Kedua, dia akan menjadi salah satu dari dua pembalap untuk kami di Moto2 saat kami memperluas skuad kami. Tim Balap Petronas Sepang akan memiliki dua pembalap masing-masing di Moto3, Moto2 dan MotoGP tahun depan.

"Kami tahu ini musim Moto2 yang berat bagi kami pada 2019 dan kami berharap Khairul Idham Pawi akan pulih sepenuhnya dan balapan bersama Xavi musim depan."

Vierge, yang saat ini menjadi rekan setim pemimpin gelar Moto2 Alex Marquez, telah mengambil tiga start di baris depan musim ini, termasuk posisi terdepan di Argentina. Namun kecelakaan, masalah teknis dan cedera membuatnya hanya menempati urutan ke-14 dalam kejuaraan dunia, dengan hasil terbaik kelima.

Seperti Marc VDS, Petronas saat ini menggunakan sasis Kalex.

"Xavi memiliki banyak pengalaman, dan kami pikir dia akan berkembang dalam set-up kami," jelas direktur tim Johan Stigefelt. Dia pembalap yang tepat untuk membantu kami tumbuh bersama dalam kategori ini dan akan menjadi pemimpin tim yang sempurna untuk skuad dua motor kami tahun depan.

"Tahun ini merupakan musim yang sulit bagi kami di Moto2, tetapi dengan dua motor dan salah satu pembalap sekaliber Xavi, kami mengharapkan hal-hal yang lebih baik mulai tahun 2020.”

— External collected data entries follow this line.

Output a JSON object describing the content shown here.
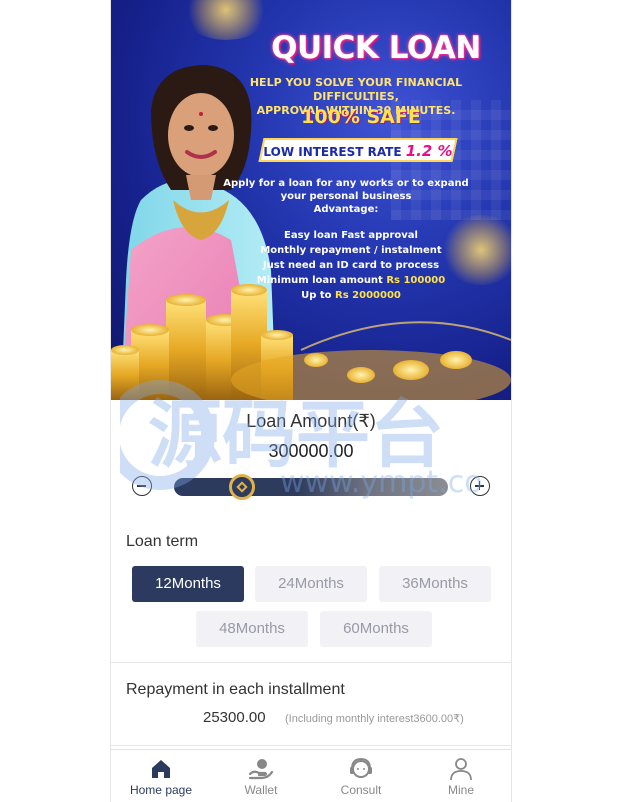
{
  "banner": {
    "title": "QUICK LOAN",
    "subtitle_line1": "HELP YOU SOLVE YOUR FINANCIAL DIFFICULTIES,",
    "subtitle_line2": "APPROVAL WITHIN 30 MINUTES.",
    "safe": "100% SAFE",
    "rate_label": "LOW INTEREST RATE",
    "rate_value": "1.2 %",
    "desc_line1": "Apply for a loan for any works or to expand",
    "desc_line2": "your personal business",
    "desc_line3": "Advantage:",
    "features": [
      "Easy loan Fast approval",
      "Monthly repayment / instalment",
      "Just need an ID card to process"
    ],
    "min_label": "Minimum loan amount ",
    "min_value": "Rs 100000",
    "max_label": "Up to ",
    "max_value": "Rs 2000000"
  },
  "loan": {
    "amount_label": "Loan Amount(₹)",
    "amount_value": "300000.00",
    "slider_fraction": 0.22
  },
  "term": {
    "label": "Loan term",
    "options": [
      "12Months",
      "24Months",
      "36Months",
      "48Months",
      "60Months"
    ],
    "selected": "12Months"
  },
  "repayment": {
    "label": "Repayment in each installment",
    "value": "25300.00",
    "note": "(Including monthly interest3600.00₹)"
  },
  "watermark": {
    "text1": "源码平台",
    "text2": "www.ympt.co"
  },
  "nav": {
    "items": [
      {
        "label": "Home page",
        "icon": "home-icon"
      },
      {
        "label": "Wallet",
        "icon": "wallet-icon"
      },
      {
        "label": "Consult",
        "icon": "consult-icon"
      },
      {
        "label": "Mine",
        "icon": "user-icon"
      }
    ],
    "active": "Home page"
  },
  "colors": {
    "primary": "#2b3a5e",
    "banner_blue": "#2437b0",
    "gold": "#e0b24a"
  }
}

Insentif tambahan untuk Vierge adalah kemungkinan mendapatkan kursi Petronas Yamaha MotoGP pada tahun 2021, jika Franco Morbidelli atau Fabio Quartararo pindah pada akhir kontrak mereka saat ini.

"Saya sangat senang dan tidak sabar untuk memulai proyek ini," kata Vierge. Petronas Sprinta Racing luar biasa; mereka sudah berjuang untuk menang di Moto3 dan MotoGP dan saya berharap saya bisa menambahkan Moto2 ke daftar itu tahun depan.

"Potensinya sangat tinggi, saya mengenal banyak kru, dan saya merasa mereka sudah percaya bahwa kami bisa menang bersama. Saya sangat berterima kasih kepada semua orang yang membantu mewujudkan peluang ini dan saya tidak sabar untuk memulai. .

Target pertama adalah menyelesaikan tes musim dingin yang sangat kuat sehingga kami bisa mulai di Qatar siap bersaing untuk posisi teratas. Tim memiliki sikap yang tepat dan saya tahu kami bisa melakukannya dengan baik.

Tempat Vierge bersama Marquez diatur untuk diambil oleh Sam Lowes musim depan, sementara dari enam kursi Sepang hanya perjalanan Moto3 bersama John McPhee masih tersedia.